George Clooney is a dad—to twins—at 56. Janet Jackson is a mother at 50. In today's day and age of adoption, fertility treatments, career before family, stepfamilies and more, many parents—including celebrities—are raising kids in their late 30s, 40s and 50s.
Parenting understandably differs depending on your age. When you're in your 20s, you likely are full of energy—but may have limited patience for all the challenges and changes a child brings. Come your 40s or 50s, you may want a few more naps—but you may have more patience for the demands of raising a child.
Here are a few more things to know about being an older parent.
You're tired. You may get fatigued more easily and have less stamina than when you were in your 20s or 30s. You're not just catnap tired; you feel like you'll never catch up on sleep. You may rely on caffeine and lots of it to keep you going (but you might be better off trying these foods that help you sleep).
You're not the grandparents. You may get insulted if people assume you're the grandparents.Yes, you may look older than some moms and may even be the same age as some grandparents. But you and your child know you're the mom, and that's all that matters.
Your kids keep you young. Your kids help you stay on top of trends. You know the latest child-raising advice. You get to color, experiment with Play-Doh and sing nursery rhymes. You get to visit the playgrounds around town. Kids give you that push to get up and out and have some fun (even when it's cold outside).
You know your age. Yes, you know how old you'll be when your child graduates high school and college. You know it's possible that your child's teachers could be your own children. You know you're the oldest parent at back-to-school night or the oldest soccer mom. Wear it proudly. And don't give up the hope that you will be around to see your child become an adult and possibly even a parent.
You're more financially secure. You've likely been working for a while and are established in your career. You no longer live paycheck to paycheck and may have had DINK—dual income, no kids—for some years. So, you have some savings. Possibly you can afford a home, vacations, college tuition and more, all of which may have been more difficult if you had your children earlier in life. Added bonus: If you leave your career for a while to be with your child, it may be easier to return to the workplace because of your years of experience.
You've had life experiences and are settled down. Trip to Europe? Done 10 years ago. Bachelorette party for your besties?
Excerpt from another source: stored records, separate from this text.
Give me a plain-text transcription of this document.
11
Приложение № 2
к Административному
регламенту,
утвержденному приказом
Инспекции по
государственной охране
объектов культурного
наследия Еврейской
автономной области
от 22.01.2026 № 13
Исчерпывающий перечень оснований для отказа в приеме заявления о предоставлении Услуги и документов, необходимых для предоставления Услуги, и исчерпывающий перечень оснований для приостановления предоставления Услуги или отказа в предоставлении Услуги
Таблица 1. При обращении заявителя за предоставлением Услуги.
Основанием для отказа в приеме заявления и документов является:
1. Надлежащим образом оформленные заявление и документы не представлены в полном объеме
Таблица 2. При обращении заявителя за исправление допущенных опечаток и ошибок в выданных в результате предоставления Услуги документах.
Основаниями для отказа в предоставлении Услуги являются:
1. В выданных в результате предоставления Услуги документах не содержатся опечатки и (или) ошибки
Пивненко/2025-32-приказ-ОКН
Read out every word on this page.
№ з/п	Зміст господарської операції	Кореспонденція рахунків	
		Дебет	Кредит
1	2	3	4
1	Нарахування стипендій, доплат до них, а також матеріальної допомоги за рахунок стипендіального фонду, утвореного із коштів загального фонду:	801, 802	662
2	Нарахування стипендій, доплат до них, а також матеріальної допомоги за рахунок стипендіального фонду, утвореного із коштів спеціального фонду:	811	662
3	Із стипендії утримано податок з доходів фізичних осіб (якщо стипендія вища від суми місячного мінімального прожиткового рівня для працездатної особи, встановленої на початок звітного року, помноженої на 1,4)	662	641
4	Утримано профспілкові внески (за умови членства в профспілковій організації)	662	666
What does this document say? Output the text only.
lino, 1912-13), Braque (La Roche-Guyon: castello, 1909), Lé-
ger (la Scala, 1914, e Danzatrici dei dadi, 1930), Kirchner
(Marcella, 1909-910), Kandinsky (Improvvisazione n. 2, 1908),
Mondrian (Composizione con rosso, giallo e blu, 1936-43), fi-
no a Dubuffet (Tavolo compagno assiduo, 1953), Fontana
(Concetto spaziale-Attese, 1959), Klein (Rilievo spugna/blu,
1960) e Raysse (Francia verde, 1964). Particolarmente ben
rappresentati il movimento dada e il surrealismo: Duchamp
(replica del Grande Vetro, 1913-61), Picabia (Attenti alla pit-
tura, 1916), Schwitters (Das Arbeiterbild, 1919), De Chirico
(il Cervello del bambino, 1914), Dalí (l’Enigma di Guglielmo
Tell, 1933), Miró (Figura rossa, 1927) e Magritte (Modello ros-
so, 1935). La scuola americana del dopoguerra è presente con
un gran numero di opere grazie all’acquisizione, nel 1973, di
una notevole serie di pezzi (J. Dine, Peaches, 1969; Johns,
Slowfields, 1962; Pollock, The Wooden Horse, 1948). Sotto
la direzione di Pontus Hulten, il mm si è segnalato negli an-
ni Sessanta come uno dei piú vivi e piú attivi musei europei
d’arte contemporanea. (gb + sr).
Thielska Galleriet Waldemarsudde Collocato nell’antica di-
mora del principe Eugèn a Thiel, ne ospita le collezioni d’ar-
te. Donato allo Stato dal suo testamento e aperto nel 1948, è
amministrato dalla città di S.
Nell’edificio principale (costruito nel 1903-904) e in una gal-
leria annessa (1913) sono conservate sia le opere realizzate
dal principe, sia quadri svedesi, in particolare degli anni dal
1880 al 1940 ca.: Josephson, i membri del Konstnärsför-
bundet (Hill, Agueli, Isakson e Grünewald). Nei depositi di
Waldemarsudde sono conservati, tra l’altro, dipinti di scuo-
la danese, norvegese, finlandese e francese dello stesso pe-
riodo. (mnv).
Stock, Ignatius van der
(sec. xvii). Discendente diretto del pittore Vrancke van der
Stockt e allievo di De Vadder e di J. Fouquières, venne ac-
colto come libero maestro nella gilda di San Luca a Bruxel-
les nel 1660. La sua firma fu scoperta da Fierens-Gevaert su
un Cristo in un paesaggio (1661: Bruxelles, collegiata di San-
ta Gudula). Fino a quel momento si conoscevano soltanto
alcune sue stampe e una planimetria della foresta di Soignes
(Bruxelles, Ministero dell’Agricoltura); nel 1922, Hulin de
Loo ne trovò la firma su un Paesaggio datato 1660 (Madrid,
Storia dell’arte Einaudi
Done a few times over. Dining at fancy restaurants? You've had your share of upscale meals. You've already experienced many adventures so you don't feel like you're missing out on life as a younger parent might. Now your family can reap the benefits of your cultural and life experiences.
You don't sweat the small stuff. You've lived a bit. You've experienced some good and bad in your own life. Maybe you don't need to get worked up about the mean mom at the pickup line or the Facebook mommy wars. You've also been watching friends raise children over the years and may have learned a few things along the way. So, you don't worry or panic as much as you might have 10 years ago.
You're more grateful. You know that the road to parenthood isn't always easy. You may have struggled with fertility issues, battled health conditions, waited years to meet the right partner or gone through the difficulties of adopting. All that makes you more appreciative of what you have; you don't take anything for granted. You want to maximize your time with your child and be as hands-on as possible. You know time really does fly by, so you're grateful every day that you have the gift of being a parent.
You will make new friends. You can get to know people at the soccer field, dance class or PTA fundraiser. When you have a child later in life, you're introduced to a whole new group of people and can expand your social group. And you'll likely meet others your age, too.